I bet you can ride a bicycle now, am I right?
How many times did you fall off whilst learning? How many plasters got applied to scuffed knees, how many times did you nearly go over the handlebars because you applied the front brake too harshly? How many tears? How many tantrums?
None of these were considered failures. As a child, you instinctively learned lessons each time, made adjustments and got better. You didn’t study data. You didn’t read a blog or a paperback book about learning from failure – you just did it.
Why?
I suppose because you had a clear goal and you had a clear picture in mind to illustrate it to yourself. You could imagine the sense of achievement when your Dad removed the stabilisers and wind in your hair as you raced down the street. You had passion for your objective.
As Project Managers I think that we can learn a lot from our younger more instinctive selves. Plus, we have the data to back up our gut feelings!!!
We’re all encouraged to learn from and try to replicate best practice, but can more be learned from worst practice?
It can. Both yours and that of others.
Never, ever fear failure.
Here are Seven Powerful Lessons You Can Learn When Your IT Project Fails:
‘Failure’ should teach you…
1 – To take responsibility. Don’t shift the blame to someone else if it’s “your bad”. Even if it’s not, it can be really empowering to explore if you played any role in the failure. Above all, it signposts what you can do differently next time. Investigating your role reminds you that your decisions and the actions you take can have a huge influence your organisation’s business mission. You are no small cog, my friend!
2 – To ask great questions. One Project Manager friend meditates on this question after each project – “How will I be different next time and in the future?” The data you get from a failed IT Project is specific, targeted and relevant. It is the most powerful feedback you will ever get. Asking great questions can unlock creative solutions for the future. Sometimes a pair of impartial eyes can ask great questions that hadn’t occurred to you – do you have an IT Project Management partner or someone in the industry that you can trust. Get their view!
3 – To strengthen your weakest links. When all is going well it is harder to assess whether all your team members are pulling their weight or your strategies and methodologies are really working for you. Often, such powerful insight is only gathered when something goes wrong. Advancements in safety within the aviation industry, for instance, have come from forensic, detailed analysis of the data from black boxes. Having a metaphorical black box on each of your IT projects may be a powerful way of avoiding repeating the same fails in the future. IT Project Management gap analysis can be really useful for identifying and bolstering weak spots that may be invisible to you.

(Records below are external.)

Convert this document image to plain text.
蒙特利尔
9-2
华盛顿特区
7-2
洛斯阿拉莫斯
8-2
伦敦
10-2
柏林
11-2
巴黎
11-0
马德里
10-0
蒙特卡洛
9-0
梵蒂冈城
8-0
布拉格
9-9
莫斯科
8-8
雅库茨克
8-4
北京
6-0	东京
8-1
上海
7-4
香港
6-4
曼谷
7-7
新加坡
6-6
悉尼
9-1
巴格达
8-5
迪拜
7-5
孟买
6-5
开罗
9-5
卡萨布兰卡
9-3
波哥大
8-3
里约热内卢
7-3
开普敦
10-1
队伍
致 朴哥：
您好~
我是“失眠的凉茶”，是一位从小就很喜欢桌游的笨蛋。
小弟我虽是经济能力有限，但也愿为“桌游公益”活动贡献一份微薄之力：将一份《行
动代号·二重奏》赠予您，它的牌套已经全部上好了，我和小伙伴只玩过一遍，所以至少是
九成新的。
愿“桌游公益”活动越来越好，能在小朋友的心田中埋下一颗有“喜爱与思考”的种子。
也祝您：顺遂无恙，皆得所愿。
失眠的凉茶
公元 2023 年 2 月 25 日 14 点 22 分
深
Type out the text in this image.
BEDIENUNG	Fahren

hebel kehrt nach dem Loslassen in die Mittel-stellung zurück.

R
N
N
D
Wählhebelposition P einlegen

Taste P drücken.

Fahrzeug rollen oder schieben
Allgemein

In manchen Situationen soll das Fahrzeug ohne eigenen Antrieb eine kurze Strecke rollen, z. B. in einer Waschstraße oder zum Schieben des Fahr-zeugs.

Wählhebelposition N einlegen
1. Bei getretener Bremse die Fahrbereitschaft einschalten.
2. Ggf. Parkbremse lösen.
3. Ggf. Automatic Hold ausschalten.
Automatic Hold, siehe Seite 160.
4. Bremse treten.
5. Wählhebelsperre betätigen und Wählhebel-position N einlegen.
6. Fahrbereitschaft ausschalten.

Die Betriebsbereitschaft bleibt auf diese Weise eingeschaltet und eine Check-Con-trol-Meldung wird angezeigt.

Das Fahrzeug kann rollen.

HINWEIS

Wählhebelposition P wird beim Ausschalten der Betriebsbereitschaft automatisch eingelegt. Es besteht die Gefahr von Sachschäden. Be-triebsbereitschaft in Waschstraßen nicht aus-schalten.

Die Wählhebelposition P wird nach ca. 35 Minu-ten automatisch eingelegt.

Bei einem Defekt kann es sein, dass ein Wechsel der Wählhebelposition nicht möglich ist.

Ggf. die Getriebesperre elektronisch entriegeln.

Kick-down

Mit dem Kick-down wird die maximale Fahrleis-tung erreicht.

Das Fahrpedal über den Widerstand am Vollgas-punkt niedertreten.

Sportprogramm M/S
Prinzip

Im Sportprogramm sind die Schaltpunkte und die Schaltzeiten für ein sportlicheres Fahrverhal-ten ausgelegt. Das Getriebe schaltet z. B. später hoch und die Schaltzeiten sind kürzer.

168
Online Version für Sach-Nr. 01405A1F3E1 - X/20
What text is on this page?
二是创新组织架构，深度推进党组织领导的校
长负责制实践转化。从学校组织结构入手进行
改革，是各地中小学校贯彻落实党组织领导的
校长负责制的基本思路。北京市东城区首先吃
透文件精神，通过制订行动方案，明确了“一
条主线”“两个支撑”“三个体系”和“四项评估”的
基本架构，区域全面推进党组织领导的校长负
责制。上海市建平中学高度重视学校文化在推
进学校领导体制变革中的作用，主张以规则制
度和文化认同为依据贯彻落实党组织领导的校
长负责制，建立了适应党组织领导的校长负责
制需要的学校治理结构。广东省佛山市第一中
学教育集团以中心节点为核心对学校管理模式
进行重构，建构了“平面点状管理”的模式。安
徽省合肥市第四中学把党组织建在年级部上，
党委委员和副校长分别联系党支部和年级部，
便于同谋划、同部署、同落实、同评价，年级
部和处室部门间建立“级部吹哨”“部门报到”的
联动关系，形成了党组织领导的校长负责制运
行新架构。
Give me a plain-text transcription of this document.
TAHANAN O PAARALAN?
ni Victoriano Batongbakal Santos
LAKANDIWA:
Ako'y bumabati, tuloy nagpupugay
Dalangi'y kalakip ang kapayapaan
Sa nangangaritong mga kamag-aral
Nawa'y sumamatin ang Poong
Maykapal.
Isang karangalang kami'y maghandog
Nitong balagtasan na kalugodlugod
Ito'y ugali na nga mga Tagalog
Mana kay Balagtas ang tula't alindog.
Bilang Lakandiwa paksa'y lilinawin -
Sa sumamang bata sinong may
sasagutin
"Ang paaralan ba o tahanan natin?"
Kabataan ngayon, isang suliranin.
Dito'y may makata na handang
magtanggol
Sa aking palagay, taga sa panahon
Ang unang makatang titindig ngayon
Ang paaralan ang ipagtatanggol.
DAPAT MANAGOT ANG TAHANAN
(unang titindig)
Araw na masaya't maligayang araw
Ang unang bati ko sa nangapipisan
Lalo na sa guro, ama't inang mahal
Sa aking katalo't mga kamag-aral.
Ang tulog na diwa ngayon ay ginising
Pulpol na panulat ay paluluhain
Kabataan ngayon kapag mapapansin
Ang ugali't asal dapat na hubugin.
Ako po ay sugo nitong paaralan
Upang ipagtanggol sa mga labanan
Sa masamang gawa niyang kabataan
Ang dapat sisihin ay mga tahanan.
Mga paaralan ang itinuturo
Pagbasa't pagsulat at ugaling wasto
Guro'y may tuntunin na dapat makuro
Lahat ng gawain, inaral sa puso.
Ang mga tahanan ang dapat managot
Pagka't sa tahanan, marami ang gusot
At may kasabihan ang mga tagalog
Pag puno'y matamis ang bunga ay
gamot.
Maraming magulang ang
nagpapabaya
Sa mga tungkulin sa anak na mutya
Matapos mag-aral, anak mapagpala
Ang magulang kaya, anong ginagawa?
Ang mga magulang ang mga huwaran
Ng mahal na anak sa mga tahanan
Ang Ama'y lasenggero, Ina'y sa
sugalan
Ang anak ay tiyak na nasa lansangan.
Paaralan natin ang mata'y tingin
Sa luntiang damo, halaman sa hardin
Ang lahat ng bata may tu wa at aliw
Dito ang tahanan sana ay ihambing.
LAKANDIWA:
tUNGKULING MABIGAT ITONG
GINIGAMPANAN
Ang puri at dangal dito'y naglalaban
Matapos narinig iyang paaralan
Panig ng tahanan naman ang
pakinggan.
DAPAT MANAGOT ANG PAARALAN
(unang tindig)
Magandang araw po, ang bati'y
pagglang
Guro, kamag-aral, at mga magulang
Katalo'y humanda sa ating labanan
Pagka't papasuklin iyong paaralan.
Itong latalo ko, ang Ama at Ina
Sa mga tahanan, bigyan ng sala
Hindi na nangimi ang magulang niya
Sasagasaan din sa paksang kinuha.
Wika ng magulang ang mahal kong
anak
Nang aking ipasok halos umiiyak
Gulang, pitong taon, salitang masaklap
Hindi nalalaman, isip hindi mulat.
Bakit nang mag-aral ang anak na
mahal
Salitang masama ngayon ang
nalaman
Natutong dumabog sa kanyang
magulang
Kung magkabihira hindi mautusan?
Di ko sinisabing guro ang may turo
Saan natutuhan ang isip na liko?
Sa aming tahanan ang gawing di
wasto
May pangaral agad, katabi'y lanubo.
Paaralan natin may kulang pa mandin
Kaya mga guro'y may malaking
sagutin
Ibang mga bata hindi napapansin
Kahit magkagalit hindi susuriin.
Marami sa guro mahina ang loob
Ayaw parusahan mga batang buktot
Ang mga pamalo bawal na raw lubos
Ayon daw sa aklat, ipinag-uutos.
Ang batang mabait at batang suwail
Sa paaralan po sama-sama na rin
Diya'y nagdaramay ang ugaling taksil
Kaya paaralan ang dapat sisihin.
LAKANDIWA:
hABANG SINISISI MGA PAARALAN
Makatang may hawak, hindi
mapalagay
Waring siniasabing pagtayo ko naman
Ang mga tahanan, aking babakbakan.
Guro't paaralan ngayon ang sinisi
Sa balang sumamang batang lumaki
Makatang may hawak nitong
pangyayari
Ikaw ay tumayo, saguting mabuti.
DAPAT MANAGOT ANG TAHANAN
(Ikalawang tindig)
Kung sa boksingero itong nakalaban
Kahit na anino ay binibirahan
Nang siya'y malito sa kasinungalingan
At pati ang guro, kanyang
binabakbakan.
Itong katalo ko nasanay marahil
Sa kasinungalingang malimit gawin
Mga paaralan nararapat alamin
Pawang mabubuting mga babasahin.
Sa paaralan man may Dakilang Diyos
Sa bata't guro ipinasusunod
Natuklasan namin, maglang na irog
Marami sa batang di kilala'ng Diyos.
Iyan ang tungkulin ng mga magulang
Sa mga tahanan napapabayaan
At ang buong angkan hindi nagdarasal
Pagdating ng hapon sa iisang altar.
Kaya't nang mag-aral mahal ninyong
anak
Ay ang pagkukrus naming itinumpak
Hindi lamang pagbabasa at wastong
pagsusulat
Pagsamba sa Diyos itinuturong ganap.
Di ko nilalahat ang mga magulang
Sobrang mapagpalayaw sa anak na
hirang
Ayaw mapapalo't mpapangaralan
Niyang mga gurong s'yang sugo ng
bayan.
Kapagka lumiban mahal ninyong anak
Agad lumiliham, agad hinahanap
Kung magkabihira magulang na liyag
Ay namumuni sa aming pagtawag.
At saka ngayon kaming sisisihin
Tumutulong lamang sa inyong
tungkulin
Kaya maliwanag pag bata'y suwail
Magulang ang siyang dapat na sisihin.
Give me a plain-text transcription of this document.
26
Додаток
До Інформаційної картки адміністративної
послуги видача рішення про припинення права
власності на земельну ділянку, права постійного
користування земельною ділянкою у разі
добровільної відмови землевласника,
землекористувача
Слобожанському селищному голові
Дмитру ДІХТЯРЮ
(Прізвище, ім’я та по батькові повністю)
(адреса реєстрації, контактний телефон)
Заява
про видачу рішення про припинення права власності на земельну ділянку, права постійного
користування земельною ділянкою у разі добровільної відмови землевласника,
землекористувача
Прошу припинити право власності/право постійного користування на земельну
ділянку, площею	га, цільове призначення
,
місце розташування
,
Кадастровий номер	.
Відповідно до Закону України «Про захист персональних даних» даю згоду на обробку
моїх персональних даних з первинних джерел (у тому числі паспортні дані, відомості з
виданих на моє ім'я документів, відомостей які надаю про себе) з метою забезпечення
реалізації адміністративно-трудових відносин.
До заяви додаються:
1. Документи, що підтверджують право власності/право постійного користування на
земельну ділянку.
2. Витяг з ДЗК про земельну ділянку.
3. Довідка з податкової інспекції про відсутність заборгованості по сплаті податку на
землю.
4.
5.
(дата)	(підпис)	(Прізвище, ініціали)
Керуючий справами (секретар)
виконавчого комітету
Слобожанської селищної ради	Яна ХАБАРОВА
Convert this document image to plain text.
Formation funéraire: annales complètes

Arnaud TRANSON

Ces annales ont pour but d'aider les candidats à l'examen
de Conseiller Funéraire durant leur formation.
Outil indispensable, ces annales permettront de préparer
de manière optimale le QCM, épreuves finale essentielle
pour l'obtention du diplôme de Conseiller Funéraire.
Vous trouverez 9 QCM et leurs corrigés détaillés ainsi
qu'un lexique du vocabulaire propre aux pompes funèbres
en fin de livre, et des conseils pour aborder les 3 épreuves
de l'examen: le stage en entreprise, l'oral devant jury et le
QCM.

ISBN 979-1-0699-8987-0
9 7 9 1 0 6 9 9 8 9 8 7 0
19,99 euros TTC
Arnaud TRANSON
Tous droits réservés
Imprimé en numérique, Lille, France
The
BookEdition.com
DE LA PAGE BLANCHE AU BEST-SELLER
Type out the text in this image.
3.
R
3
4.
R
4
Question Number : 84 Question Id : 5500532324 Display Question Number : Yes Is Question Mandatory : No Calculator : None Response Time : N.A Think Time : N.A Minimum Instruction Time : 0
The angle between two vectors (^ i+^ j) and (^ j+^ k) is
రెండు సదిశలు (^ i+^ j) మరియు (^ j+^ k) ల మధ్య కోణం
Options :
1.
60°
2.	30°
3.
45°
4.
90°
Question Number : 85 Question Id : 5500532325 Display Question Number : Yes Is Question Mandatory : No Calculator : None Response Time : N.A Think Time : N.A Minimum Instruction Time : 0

4 – To align yourself with your business case. Really assess those end goals. Remember how focused ‘young you’ was on that bike? Get like that again with the end goals of your projects. Maximise success measured against added business value by aligning your projects goals with those of your company or organisation. Are you as passionate about this new software deployment as you were about losing those stabilisers?
5 – To be realistic with your objectives. I worked with a team recently to assess why their latest project had failed – it was delivered late and unusually for them a fraction over-budget. They were a great team of IT Project professionals, with vast experience, no slackers and a track record of success that added business value – so what had gone wrong? To be honest, an IT team of Marvel comic super heroes would not have met the objectives set – they were unachievable. They weren’t set by the team but by a ‘committee’ of department heads based on their paradigms. Remember, if what they’re asking from you is impossible you can say ‘no’.
6 – To build a learning culture. One project leader has this framed on her desk – “The faster we fail, the faster we’ll succeed” – you’ve probably seen similar. The point is that the quicker you learn from mistakes, setbacks and failures the quicker you can get back on track. When your culture is geared towards assessing and learning from “what happened” rather than, for example, “who did what” you nurture instincts that improve projects during their life cycle – as opposed to either retrospectively learning lessons that you can apply to future ones or even worse never learning at all.
7 – To retain a sense of humour. Don’t forget rubber, Vaseline, microwave ovens, cornflakes, saccharin and Viagra were all invented because someone failed whilst creating something else. Viagra was originally meant to treat angina but the unpredicted side effects caught the imagination more – now scientists at the University of Manchester have discovered that those little blue pills may have a new side effect – they might reduce the risk of heart attacks and failure. Who knew?! Keep trying and you get there in the end! Those sticky Post-It notes stuck to the side of your monitor are only there because someone invented a glue that wasn’t sticky enough – you are in good company.
So when your project goes off piste, smile, (ok – maybe not in front of the finance director who’s hopping mad at the budget you blew) ‘dust yourself off’, and learn every lesson that you can… then get back on your bike and pedal your way to success.